Well, and I would also argue that we fund, as a society, we would fund this kind of research in order to find solutions to our most pressing problems of poverty and abuse and criminality and so on.
Now, governments, of course, love the environmental explanation because then they can design...
Ludicrous government programs in an attempt to ameliorate these problems.
I think governments as a whole love funding academics who say it's all environment because the government can come in and tinker with the environment and hopefully solve the problem.
But the intransigence and intractability of some of these problems is certainly pushing back strongly against the environmental argument.
And if we're wasting resources trying to get the tail to wag the dog, That is hugely despicable and problematic in society because there are millions of people who could genuinely be being helped, but because we're only focusing on environment and it's not actually solving the problem.
Well, the government loves it, the leftist academics love it, but the people who you can actually help are being tossed out of the window.
I absolutely believe that.
I've written much of the same book.
And in terms of crime, my specialty, you see this in a lot of areas now, incarceration, policing, what have you.
And I think some of this has caused harm.
It has caused harm to real people who have to live in these areas that are now crying out for assistance.
And let's face it.
Most criminologists, A, have never met a criminal.
B, have never been into the neighborhoods where criminals reside.
In fact, they live in nice places.
We're reasonably well paid.
We have a lot of control over where we go and so forth.
So what I advocate for, for me, is not necessarily what I would advocate for for someone else.
And I think that aloof detachment that many criminologists have to the lives of people that they certainly live, right, and the people around them that have to deal with that, it sets them apart and says, well, you know, I live in a great place, right?
And everything's cool and nice, and we've got a lot of informal controls and so forth.

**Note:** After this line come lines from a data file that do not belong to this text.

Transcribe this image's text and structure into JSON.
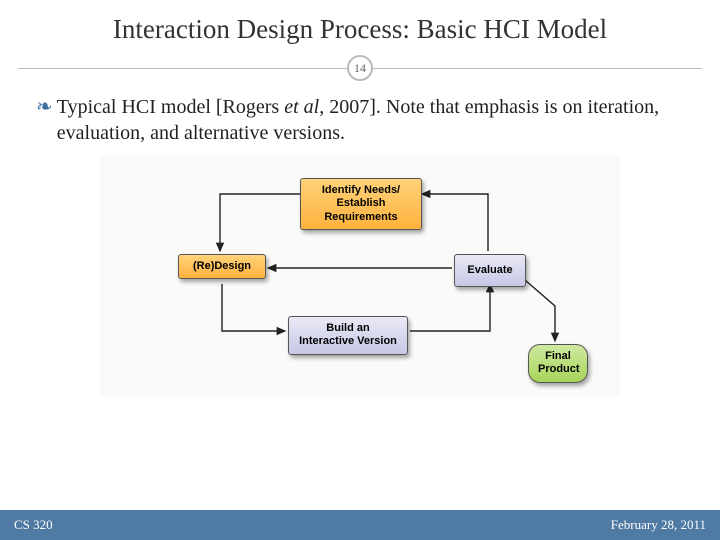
{
  "title": "Interaction Design Process: Basic HCI Model",
  "slide_number": "14",
  "bullet": {
    "glyph": "❧",
    "text_pre": "Typical HCI model [Rogers ",
    "text_italic": "et al",
    "text_post": ", 2007]. Note that emphasis is on iteration, evaluation, and alternative versions."
  },
  "diagram": {
    "nodes": {
      "identify": "Identify Needs/\nEstablish Requirements",
      "redesign": "(Re)Design",
      "evaluate": "Evaluate",
      "build": "Build an\nInteractive Version",
      "final": "Final\nProduct"
    }
  },
  "footer": {
    "left": "CS 320",
    "right": "February 28, 2011"
  },
  "colors": {
    "footer_bg": "#4f7aa3",
    "bullet_accent": "#3a6fa0"
  }
}
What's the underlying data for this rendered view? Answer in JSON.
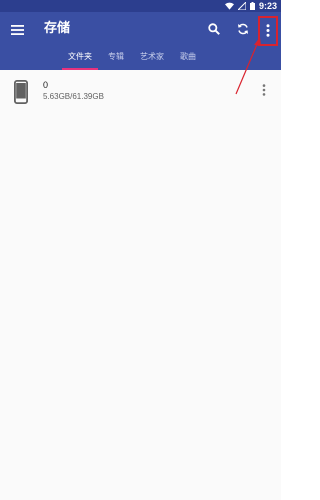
{
  "status_bar": {
    "time": "9:23",
    "icons": [
      "wifi-icon",
      "signal-icon",
      "battery-icon"
    ]
  },
  "app_bar": {
    "title": "存储",
    "icons": [
      "menu-icon",
      "search-icon",
      "refresh-icon",
      "more-vert-icon"
    ],
    "background_color": "#3a4fa3",
    "status_bar_color": "#2c3e8e"
  },
  "tabs": [
    {
      "label": "文件夹",
      "active": true
    },
    {
      "label": "专辑",
      "active": false
    },
    {
      "label": "艺术家",
      "active": false
    },
    {
      "label": "歌曲",
      "active": false
    }
  ],
  "tab_indicator_color": "#e8327d",
  "storage_list": [
    {
      "icon": "phone-icon",
      "title": "0",
      "subtitle": "5.63GB/61.39GB"
    }
  ],
  "annotation": {
    "highlight_color": "#d9232e",
    "target": "more-options-button"
  }
}
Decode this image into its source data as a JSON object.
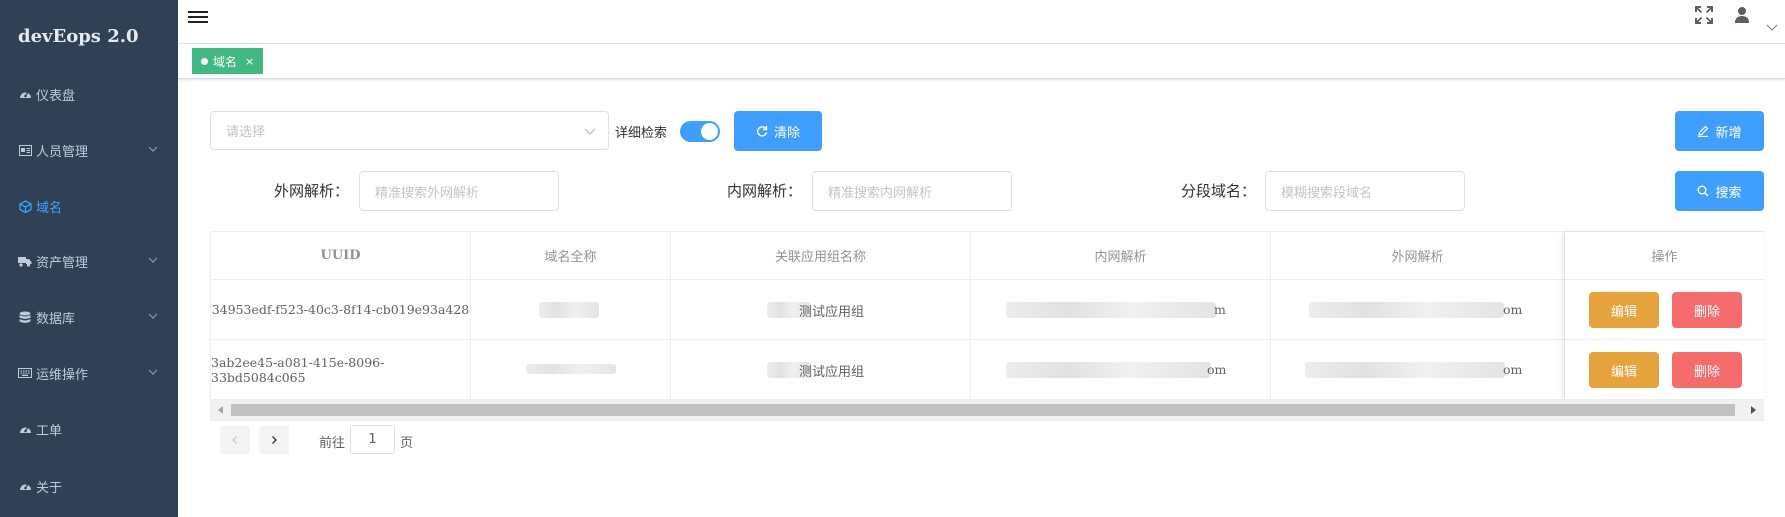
{
  "sidebar": {
    "brand": "devEops 2.0",
    "items": [
      {
        "label": "仪表盘",
        "icon": "dashboard-icon",
        "has_children": false,
        "active": false
      },
      {
        "label": "人员管理",
        "icon": "id-card-icon",
        "has_children": true,
        "active": false
      },
      {
        "label": "域名",
        "icon": "cube-icon",
        "has_children": false,
        "active": true
      },
      {
        "label": "资产管理",
        "icon": "truck-icon",
        "has_children": true,
        "active": false
      },
      {
        "label": "数据库",
        "icon": "database-icon",
        "has_children": true,
        "active": false
      },
      {
        "label": "运维操作",
        "icon": "keyboard-icon",
        "has_children": true,
        "active": false
      },
      {
        "label": "工单",
        "icon": "dashboard-icon",
        "has_children": false,
        "active": false
      },
      {
        "label": "关于",
        "icon": "dashboard-icon",
        "has_children": false,
        "active": false
      }
    ]
  },
  "header": {
    "icons": [
      "hamburger-icon",
      "fullscreen-icon",
      "user-icon",
      "chevron-down-icon"
    ]
  },
  "tags": [
    {
      "label": "域名",
      "close": "×"
    }
  ],
  "filters": {
    "select_placeholder": "请选择",
    "detail_switch_label": "详细检索",
    "detail_switch_on": true,
    "clear_label": "清除",
    "new_label": "新增",
    "search_label": "搜索",
    "external_label": "外网解析：",
    "external_placeholder": "精准搜索外网解析",
    "internal_label": "内网解析：",
    "internal_placeholder": "精准搜索内网解析",
    "segment_label": "分段域名：",
    "segment_placeholder": "模糊搜索段域名"
  },
  "table": {
    "columns": [
      "UUID",
      "域名全称",
      "关联应用组名称",
      "内网解析",
      "外网解析",
      "操作"
    ],
    "rows": [
      {
        "uuid": "34953edf-f523-40c3-8f14-cb019e93a428",
        "app_group_suffix": "测试应用组",
        "internal_suffix": "m",
        "external_suffix": "om"
      },
      {
        "uuid": "3ab2ee45-a081-415e-8096-33bd5084c065",
        "app_group_suffix": "测试应用组",
        "internal_suffix": "om",
        "external_suffix": "om"
      }
    ],
    "edit_label": "编辑",
    "delete_label": "删除"
  },
  "pagination": {
    "goto_label": "前往",
    "page": "1",
    "page_suffix": "页"
  },
  "colors": {
    "sidebar_bg": "#304156",
    "primary": "#409eff",
    "tag": "#42b983",
    "edit": "#e6a23c",
    "delete": "#f56c6c"
  }
}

And, you know, I don't want the cops here, so why would I impose that on somebody else?
Well, go to those neighborhoods, right?
Get some experience with this.
Interview criminal offenders out on the street.
See, you know, if that matches up with your theoretical ideas that you talk about in class.
Well, actually be an empiricist, which is where all science should find its final Well, thanks very much for your chat today.
I'm fascinated with this topic, and I really do want to help get some of these ideas out of the ivory tower and more into the mainstream, and I really appreciate the articulation of these ideas.
It's very, very well done.
Just wanted to remind people that you can follow Dr.
Wright at twitter.com slash cjprofman, which is like an excellent rap name I wanted to add.
And we will put links to some of the studies we talked about below.
They're not hugely long.
They're very accessible.
And they're well worth your time to read and to understand.
You know, we do have significant dysfunctions within society that were getting better for a while and now arguably are getting worse.
And we really do need to focus on whatever it takes, whatever politically correct barriers we have to smash through to actually help people.